Artistic Grounds: Aesthetic Politics and Contested Urban Space in Amman, Jordan
- Author(s): McLaughlin-Alcock, Colin
- Advisor(s): Bernal, Victoria
- et al.
This dissertation is an ethnography of an artistic neighborhood, Jabal al Luweibde in Amman. It aims to call attention to a spatial politics of art, distinct from the expressive or meaningful politics more often attended to in studies of art. Drawing on 18 months of ethnographic fieldwork, including extensive participant observation, interview, and archival research, this dissertation traces Jabal al Luweibde’s emergence as an artistic neighborhood and analyzes how, as artists center in this neighborhood, they rework boundaries of inclusion and exclusion along lines of class, gender, and national origin.

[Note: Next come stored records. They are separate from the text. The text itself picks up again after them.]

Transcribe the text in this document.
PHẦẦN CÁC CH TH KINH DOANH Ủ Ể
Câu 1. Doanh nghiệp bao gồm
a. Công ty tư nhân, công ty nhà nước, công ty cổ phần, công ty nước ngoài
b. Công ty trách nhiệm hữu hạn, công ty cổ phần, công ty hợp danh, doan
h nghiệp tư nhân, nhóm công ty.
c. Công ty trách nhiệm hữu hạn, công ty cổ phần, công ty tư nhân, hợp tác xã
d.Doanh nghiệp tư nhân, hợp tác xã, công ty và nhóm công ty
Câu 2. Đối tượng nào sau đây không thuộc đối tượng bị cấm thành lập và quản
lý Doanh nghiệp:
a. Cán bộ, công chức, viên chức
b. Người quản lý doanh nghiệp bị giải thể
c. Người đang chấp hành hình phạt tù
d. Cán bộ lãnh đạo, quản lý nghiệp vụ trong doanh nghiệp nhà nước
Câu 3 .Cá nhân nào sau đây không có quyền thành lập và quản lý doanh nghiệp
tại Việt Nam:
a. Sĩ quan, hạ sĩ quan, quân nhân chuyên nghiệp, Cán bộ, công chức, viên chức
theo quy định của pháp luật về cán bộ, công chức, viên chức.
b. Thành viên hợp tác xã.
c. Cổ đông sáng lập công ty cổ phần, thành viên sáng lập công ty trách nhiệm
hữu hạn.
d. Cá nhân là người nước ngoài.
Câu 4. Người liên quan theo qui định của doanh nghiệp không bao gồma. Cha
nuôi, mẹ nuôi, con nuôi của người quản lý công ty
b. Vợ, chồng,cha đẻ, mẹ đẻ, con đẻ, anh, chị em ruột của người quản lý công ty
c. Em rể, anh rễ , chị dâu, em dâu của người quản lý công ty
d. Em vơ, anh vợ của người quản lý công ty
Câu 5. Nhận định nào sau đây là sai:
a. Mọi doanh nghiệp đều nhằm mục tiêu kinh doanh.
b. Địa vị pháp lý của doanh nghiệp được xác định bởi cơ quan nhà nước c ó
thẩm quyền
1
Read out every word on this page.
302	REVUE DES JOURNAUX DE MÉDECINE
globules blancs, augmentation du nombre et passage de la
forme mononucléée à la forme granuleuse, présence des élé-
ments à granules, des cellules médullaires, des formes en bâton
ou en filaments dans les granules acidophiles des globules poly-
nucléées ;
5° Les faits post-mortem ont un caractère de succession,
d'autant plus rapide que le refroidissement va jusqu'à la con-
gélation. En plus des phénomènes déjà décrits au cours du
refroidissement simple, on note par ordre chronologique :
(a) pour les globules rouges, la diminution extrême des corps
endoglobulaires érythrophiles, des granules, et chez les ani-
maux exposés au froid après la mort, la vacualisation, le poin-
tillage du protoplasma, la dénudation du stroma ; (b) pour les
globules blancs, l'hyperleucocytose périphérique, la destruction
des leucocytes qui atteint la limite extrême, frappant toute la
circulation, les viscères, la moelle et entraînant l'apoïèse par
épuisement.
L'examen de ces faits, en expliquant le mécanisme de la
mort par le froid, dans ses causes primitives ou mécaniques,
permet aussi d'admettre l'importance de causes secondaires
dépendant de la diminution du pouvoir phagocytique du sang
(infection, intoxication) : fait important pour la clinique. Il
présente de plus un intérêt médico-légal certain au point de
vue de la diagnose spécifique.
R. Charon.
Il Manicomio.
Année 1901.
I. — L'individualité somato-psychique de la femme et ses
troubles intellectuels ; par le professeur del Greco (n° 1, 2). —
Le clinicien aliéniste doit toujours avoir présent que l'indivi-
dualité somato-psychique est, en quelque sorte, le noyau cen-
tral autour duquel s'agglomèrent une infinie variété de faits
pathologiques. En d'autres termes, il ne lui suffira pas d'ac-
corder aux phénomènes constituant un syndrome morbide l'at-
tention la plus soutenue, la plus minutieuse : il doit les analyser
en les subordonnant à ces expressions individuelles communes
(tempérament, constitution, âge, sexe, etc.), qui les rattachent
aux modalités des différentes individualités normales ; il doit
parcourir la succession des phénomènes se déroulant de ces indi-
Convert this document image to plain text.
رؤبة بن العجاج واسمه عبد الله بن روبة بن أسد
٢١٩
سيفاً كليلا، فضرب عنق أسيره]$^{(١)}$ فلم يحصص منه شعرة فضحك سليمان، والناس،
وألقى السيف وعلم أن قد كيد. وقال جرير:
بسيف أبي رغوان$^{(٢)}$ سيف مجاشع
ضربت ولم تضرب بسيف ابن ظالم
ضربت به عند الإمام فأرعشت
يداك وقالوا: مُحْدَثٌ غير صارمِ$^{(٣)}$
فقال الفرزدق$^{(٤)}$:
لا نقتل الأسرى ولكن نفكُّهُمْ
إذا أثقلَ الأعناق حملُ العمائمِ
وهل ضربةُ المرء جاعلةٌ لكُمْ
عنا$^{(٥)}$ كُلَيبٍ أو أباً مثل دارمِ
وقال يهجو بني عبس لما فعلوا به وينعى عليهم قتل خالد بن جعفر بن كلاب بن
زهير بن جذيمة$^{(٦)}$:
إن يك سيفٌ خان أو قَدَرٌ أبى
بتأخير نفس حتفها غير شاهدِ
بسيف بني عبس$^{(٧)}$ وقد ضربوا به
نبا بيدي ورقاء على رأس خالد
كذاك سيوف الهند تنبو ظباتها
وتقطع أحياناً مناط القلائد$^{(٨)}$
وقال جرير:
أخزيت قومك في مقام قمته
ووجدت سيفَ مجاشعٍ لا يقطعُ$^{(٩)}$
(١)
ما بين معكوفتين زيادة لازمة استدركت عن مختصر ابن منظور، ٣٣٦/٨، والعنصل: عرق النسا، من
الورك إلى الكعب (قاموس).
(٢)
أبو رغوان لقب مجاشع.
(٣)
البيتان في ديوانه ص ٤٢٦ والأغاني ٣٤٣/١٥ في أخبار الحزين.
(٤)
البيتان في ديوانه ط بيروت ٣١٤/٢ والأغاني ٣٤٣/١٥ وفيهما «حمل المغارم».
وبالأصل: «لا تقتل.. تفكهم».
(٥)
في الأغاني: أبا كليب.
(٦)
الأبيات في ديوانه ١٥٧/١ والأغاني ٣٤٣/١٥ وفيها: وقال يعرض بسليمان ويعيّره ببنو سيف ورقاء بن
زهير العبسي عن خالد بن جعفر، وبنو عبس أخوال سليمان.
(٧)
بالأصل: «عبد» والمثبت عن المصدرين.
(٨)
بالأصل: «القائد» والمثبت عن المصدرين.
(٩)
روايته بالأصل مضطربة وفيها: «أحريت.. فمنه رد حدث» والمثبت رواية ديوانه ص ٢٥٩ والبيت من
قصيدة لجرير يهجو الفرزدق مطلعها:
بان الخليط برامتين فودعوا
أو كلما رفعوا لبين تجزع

It also examines how art’s rising political and economic power, closely tied to wider economic changes, has led to this neighborhood becoming known as a uniquely inclusive site, hailed by politicians and planners as an idealized image of Amman’s potential future. This neighborhood is a transformative site of political possibility in Amman, opening different futures, transforming communal boundaries, and setting the stage for confrontation. By tracing these developments, the dissertation develops theorization of a dynamic, agentive, urban politics, rooted in the structural and aesthetic impacts of discreet artistic practices.